Chiffres clés et capacité hospitalière
Au 20 juillet 2026, le rapport officiel fait état de 724 patients actuellement isolés dans des hôpitaux et centres de traitement. Dans les dernières 24 heures mentionnées, 22 nouvelles guérisons ont été enregistrées, mais la balance entre admissions et sorties reste déséquilibrée dans les zones les plus touchées. Les autorités sanitaires signalent que la capacité de prise en charge est en cours de renforcement, mais elle demeure insuffisante face à l’augmentation rapide des cas confirmés.

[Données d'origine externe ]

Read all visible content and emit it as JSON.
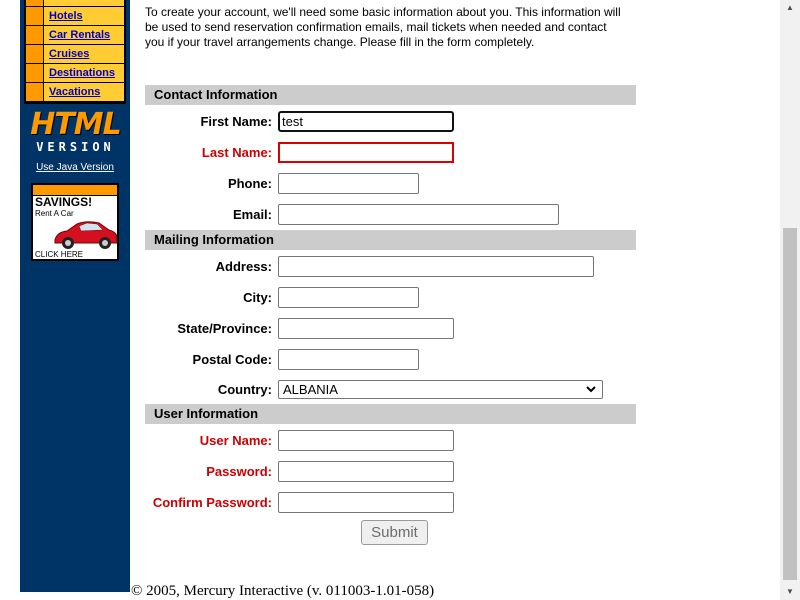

Étendue géographique et cas transfrontaliers
Des cas ont été identifiés dans cinq provinces congolaises et des cas ont également été rapportés en Ouganda voisin. Si le pays voisin se trouve proche d’un statut d’élimination du virus selon les bilans récents, la circulation continue sur plusieurs fronts à l’intérieur de la RDC élargit les zones d’exposition et complique la cartographie des chaînes de transmission. La détection de nouveaux foyers dans des zones éloignées entrave la logistique des interventions et la mise en place de mesures de prévention communautaires.
Contexte sécuritaire et impact en Ituri
L’épidémie a été détectée initialement dans la province d’Ituri, une région riche en minerais et marquée par la présence de groupes armés. La situation sécuritaire dégrade l’accès aux populations et limite les opérations de terrain. En Ituri, le nombre de morts a augmenté plus rapidement que dans d’autres provinces. Des perturbations graves, dont une grève du personnel soignant qui a conduit au blocage de l’entrée de l’hôpital général de Bunia, ont aggravé la crise. Le personnel revendique des arriérés de rémunération depuis le début de l’épidémie, dénonçant des conditions de travail dangereuses et un manque de protection adéquate.
Difficultés de surveillance et chaînes de transmission non détectées
Les responsables indiquent que plus de 80 % des nouveaux cas sont découverts en dehors des listes de contacts connues, ce qui révèle des lacunes importantes dans la surveillance et le suivi des personnes exposées. Des chaînes de transmission non identifiées favorisent la dissémination silencieuse du virus et compliquent la mise en œuvre de quarantaines ciblées et de campagnes de vaccination réactive. L’ampleur réelle de l’épidémie pourrait être sensiblement supérieure aux chiffres confirmés, en raison du sous-enregistrement dans les zones reculées et des délais de confirmation en laboratoire.
Réponse opérationnelle et priorités immédiates
Les efforts de réponse se concentrent sur l’isolement rapide des cas, l’augmentation des capacités de traitement, la vaccination des contacts à risque et la sensibilisation communautaire pour limiter les contacts avec des fluides corporels infectés. Le renforcement logistique, y compris l’acheminement d’équipements de protection individuelle, la sécurisation des équipes de terrain et l’amélioration des conditions de travail du personnel soignant, figurent parmi les priorités. Le rétablissement du fonctionnement des structures hospitalières locales, en particulier à Bunia, est essentiel pour garantir l’accès aux soins et réduire la mortalité.
La progression accélérée de cette épidémie met en lumière la nécessité d’une coordination renforcée entre acteurs nationaux et partenaires internationaux, d’un soutien accru aux systèmes de santé locaux et d’actions rapides pour identifier et interrompre les chaînes de transmission non détectées. La maîtrise de la crise dépendra de la capacité à restaurer la confiance communautaire, à protéger le personnel soignant et à étendre la surveillance épidémiologique sur l’ensemble des zones touchées.